Está bastante extendida la noción de que el primer plano es un elemento específico del arte cinematográfico, que distingue a éste del teatro. Pero se olvida que el primer plano existía también en el teatro. El público llevaba gemelos de ampliación óptica, con el que “hacía” sus primeros planos cuando le convenía. La diferencia con el cine radica en que es el director quien decide cuándo son necesarios. Me gusta mucho el primer plano, tal vez porque soy miope.

En lo que se refiere a la vieja polémica promovida por André Bazin en torno a la superioridad del plano-secuencia sin montaje, mi postura es igualmente muy ecléctica. Admiro, por ejemplo, las escenas en continuidad, sin cortes, sin truco, en las que toda la verdad de un momento interpretativo se presenta, tal cual, al público. En este sentido, me declaro un fanático de George Cukor (
Adam’s Rib
) y su escuela. Pero no por ello dejan de gustarme enormemente las películas de montaje. Es una herencia que poseemos desde Griffith y no deberíamos rechazarla. Me encanta ver una película moderna como
Der Amerikanische Freund
, de Wim Wenders, donde se vuelve al montaje que tanto irritaba a la
nouvelle vague
. Me entusiasman las matemáticas, la geometría, la precisión del montaje que se practicaba en el cine mudo. Pero sólo lo aprecio cuando surge de una inspiración pura, en la que cada plano existe en función del estilo. Wenders, al igual que Truffaut, que Malick, no se sirve del montaje como facilidad de rodaje, multiplicando los ángulos para decidir después lo que puede hacerse en la moviola. Cada plano debe ser concebido, idealmente, de una manera. La forma de la película derivará de este concepto, Si no hay concepto para empezar, no hay estilo. En arte creo en la disciplina.

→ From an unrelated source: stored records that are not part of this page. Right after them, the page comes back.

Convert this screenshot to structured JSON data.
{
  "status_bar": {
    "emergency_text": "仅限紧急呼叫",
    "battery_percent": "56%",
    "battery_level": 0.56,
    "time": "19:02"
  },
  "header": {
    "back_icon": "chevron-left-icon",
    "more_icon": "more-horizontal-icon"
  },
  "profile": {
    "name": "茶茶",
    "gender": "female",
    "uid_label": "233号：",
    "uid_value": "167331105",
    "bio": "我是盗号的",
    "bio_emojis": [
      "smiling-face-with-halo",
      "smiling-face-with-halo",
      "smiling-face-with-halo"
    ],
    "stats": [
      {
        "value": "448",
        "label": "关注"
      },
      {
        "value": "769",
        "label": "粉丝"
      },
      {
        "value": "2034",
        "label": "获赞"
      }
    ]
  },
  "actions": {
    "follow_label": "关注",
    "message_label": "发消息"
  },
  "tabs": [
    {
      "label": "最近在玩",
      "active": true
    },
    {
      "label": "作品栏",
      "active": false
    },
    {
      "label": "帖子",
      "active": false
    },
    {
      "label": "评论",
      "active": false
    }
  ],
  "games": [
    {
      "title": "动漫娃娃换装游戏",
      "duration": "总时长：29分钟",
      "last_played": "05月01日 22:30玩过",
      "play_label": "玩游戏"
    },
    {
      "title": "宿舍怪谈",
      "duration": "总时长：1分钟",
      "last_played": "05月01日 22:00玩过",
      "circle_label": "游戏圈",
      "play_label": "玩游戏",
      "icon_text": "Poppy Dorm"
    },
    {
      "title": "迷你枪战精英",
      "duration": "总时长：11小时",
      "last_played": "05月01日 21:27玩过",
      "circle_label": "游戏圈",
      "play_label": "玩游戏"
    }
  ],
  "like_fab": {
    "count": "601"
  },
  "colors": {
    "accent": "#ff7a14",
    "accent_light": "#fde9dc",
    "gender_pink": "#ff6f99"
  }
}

Tras mi reciente experiencia en el cine americano, puedo afirmar que sus directores filman demasiados cientos de miles de metros de negativo. No creo que sea necesario, al menos llegar a extremos tan exagerados. Aunque son los productores quienes lo exigen, partiendo del principio de que lo más económico en el presupuesto es la película virgen. Olvidan, sin embargo, la incidencia de este despilfarro en las demás etapas de la producción. El rodaje en cada decorado se eterniza. Luego, en el montaje, se tiene una enorme cantidad de película que hay que visionar, cortar, sincronizar y seleccionar; el problema está en que cuando se dispone de muchas opciones, hay tendencia a utilizarlas todas. Yo he tenido la suerte de que la mayoría de realizadores americanos con que he trabajado, han sabido elegir únicamente los planos significativos, y descartar los otros. Pero ciertos cineastas dan la impresión de que cortan sin razón, sólo por montar una toma más —desde otro ángulo— que ya poseen. Las películas hechas con superabundancia de material tienden a parecerse entre ellas, porque han seguido los mismos métodos de rodaje. Una computadora podría hacer igualmente una película de esta clase, y no dudaría en responder qué posiciones y ángulos de cámara son necesarios para cubrir una escena determinada.